For some, it’s just another spring training story about another spring training phenom (this one Cuban left-hander Aroldis Chapman). On this end, it’s just another example why reading Joe Posnanski is on my to-do list every other morning. His style is so easy, so effortless, it seems, that much like wondering if athletes are born to do what they do, you have to wonder about writers being born to write. Check it out:
But the amazing part was the ease … there was no grunting, no straining, no laboring. You hear that line all the time about athletes who look as if they were born to do something. Chapman struck out David DeJesus on a hard-sweeping slider that seemed to break two feet. He struck out Chris Getz on a 100-mph fastball that sliced the outside corner — anyway Stewart clocked the pitch at 100 mph. Another scout clocked it at 102. Another got it at 98. Getz’s speed approximation: “It was moving.”
Two batters later Chapman struck out Rick Ankiel on a slider that Ankiel missed by so much he had to be rebooked on a later flight. Watching Ankiel trying to hit Chapman was somewhere between comedy and tragedy; you got the sense that if Ankiel faced Chapman 100 times, he would strike out 100 times.

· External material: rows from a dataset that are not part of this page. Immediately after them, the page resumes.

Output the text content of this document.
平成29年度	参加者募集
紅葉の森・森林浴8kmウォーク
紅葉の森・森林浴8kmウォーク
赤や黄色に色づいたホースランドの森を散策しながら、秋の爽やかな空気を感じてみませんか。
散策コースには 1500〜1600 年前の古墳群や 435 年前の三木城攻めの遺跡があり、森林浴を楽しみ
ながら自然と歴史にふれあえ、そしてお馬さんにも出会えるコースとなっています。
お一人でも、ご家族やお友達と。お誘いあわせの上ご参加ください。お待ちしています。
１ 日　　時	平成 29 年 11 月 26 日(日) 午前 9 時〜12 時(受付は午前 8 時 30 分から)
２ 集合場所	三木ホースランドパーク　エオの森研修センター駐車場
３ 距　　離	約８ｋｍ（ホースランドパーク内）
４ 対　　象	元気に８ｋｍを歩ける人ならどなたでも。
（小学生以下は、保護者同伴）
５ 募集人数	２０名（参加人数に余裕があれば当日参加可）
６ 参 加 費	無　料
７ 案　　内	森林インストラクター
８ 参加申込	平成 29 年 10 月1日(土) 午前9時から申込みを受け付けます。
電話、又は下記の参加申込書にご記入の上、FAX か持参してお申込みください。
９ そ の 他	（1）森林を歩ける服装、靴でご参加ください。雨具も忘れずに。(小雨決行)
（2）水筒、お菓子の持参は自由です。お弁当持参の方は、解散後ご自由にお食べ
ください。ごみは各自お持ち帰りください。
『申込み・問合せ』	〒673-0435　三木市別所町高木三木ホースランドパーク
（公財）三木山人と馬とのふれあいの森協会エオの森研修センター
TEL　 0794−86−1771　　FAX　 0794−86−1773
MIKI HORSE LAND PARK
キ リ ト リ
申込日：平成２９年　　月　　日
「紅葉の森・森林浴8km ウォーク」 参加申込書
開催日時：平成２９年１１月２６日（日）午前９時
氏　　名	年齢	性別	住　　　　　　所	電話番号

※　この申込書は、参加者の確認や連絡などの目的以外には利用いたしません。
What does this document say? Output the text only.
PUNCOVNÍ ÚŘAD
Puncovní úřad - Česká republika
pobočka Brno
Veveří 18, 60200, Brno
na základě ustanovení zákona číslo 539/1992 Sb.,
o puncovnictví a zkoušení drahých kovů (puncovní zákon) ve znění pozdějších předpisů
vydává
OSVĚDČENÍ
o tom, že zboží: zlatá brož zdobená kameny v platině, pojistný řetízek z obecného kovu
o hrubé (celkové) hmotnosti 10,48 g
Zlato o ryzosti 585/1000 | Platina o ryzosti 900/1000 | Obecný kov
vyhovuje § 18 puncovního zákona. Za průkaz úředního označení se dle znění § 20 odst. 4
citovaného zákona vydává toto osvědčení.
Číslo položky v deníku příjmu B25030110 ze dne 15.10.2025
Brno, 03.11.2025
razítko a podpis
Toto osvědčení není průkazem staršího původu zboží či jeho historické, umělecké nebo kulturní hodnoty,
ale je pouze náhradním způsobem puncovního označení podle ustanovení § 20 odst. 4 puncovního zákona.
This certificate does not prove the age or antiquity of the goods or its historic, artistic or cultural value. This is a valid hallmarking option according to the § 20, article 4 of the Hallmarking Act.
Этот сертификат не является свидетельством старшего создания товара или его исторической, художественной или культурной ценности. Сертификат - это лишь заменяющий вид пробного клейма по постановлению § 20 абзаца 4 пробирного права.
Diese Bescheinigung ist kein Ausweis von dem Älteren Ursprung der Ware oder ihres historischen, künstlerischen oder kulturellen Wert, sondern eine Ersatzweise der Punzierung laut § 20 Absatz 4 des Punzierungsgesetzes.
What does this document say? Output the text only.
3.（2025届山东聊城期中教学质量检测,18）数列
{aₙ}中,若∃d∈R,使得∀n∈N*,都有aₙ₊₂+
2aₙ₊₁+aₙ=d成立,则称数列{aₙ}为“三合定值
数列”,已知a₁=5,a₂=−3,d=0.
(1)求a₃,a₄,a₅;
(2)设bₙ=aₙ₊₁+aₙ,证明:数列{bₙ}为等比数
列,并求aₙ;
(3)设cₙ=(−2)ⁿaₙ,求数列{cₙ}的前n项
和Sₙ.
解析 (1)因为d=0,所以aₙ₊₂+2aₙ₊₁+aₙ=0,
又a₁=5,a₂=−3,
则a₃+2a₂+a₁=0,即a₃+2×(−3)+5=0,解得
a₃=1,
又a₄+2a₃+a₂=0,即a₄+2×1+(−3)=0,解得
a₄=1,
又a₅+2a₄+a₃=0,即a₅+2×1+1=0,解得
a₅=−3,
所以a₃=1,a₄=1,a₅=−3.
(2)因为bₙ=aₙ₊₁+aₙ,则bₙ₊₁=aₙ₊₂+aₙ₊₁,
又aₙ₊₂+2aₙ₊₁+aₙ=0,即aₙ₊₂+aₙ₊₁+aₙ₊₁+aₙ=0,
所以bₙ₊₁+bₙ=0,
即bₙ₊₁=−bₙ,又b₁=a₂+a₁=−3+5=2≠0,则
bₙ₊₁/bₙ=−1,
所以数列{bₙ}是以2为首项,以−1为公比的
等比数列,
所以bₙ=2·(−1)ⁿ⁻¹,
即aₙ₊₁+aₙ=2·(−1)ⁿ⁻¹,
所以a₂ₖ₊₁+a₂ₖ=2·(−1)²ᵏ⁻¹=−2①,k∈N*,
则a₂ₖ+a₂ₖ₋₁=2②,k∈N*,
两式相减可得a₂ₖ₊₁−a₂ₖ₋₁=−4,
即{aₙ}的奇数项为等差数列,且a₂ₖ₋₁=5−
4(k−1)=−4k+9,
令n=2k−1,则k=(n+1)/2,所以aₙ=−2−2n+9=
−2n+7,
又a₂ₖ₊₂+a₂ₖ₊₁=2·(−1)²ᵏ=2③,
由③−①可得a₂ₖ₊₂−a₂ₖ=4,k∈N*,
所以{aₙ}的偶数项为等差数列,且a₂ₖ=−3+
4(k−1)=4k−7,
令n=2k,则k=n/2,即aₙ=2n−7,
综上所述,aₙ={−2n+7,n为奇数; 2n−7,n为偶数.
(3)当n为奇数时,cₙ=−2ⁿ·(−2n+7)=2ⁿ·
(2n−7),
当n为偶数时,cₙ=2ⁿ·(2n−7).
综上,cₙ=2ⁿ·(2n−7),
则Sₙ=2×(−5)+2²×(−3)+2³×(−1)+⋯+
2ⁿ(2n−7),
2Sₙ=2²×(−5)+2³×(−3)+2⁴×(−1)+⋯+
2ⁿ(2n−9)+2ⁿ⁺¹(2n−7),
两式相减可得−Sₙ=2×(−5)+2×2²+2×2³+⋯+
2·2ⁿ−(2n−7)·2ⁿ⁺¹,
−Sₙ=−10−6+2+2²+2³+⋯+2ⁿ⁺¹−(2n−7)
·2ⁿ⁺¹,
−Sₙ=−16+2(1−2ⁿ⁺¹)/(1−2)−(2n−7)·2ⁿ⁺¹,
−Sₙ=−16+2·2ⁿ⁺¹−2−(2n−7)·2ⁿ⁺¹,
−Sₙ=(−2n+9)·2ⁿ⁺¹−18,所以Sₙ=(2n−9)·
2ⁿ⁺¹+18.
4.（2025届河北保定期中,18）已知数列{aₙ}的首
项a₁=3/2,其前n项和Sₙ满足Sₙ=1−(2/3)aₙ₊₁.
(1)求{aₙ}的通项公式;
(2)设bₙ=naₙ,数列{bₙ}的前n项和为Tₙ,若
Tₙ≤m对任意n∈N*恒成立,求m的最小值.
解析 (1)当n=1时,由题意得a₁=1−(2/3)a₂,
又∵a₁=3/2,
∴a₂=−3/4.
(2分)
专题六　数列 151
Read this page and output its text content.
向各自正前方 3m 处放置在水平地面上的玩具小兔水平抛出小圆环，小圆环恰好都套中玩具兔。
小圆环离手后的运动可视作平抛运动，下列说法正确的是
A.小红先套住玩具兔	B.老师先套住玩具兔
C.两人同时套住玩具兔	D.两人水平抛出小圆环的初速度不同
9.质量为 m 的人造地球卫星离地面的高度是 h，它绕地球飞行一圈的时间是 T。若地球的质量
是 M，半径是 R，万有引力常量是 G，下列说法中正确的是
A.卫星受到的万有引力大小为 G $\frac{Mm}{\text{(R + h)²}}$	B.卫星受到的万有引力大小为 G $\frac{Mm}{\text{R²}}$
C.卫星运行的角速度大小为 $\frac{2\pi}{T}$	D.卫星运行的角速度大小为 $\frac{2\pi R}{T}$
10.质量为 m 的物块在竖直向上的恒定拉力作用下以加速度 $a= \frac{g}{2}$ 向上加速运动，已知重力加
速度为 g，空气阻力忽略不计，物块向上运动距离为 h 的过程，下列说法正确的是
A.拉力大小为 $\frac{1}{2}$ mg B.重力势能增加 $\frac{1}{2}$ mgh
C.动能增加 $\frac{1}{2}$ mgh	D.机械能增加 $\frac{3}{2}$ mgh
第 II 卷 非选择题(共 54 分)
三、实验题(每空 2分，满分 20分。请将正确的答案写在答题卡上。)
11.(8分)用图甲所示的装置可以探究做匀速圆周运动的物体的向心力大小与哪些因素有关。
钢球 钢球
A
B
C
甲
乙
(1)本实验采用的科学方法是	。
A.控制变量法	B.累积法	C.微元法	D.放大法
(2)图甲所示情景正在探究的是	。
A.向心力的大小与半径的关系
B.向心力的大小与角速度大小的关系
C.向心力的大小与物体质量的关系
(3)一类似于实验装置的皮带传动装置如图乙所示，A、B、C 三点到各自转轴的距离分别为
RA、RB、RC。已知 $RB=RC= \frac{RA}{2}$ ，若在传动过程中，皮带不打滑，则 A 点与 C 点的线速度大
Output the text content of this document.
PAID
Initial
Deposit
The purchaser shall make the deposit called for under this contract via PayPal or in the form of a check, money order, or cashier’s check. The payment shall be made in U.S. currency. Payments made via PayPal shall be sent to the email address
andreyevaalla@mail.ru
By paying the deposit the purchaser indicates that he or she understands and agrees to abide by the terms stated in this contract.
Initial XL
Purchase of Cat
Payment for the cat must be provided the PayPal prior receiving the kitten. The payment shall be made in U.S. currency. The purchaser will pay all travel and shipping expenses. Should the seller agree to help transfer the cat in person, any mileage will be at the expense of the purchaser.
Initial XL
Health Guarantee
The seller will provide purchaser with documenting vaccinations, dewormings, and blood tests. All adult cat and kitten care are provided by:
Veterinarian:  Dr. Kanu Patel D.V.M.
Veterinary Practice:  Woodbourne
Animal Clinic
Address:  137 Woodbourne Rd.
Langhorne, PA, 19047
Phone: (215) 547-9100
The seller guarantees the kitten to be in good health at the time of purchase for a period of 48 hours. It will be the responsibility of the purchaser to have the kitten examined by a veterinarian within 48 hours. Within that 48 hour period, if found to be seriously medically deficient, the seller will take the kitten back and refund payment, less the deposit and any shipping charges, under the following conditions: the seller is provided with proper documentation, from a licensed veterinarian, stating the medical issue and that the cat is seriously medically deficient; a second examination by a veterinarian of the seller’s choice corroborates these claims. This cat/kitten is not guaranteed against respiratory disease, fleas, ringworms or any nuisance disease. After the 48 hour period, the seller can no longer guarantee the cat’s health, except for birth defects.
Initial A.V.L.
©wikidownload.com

The Ankiel at-bat was especially poignant because there was a time, not long ago, when Ankiel was that left-handed pitching phenom, the 19-year-old kid who had struck out 416 batters in just 298 minor league innings. No, you never know exactly how the phenom’s story will play out.
God damn. It’s stuff like this that gets me excited for baseball.

Amen brother. On Posnanski and baseball.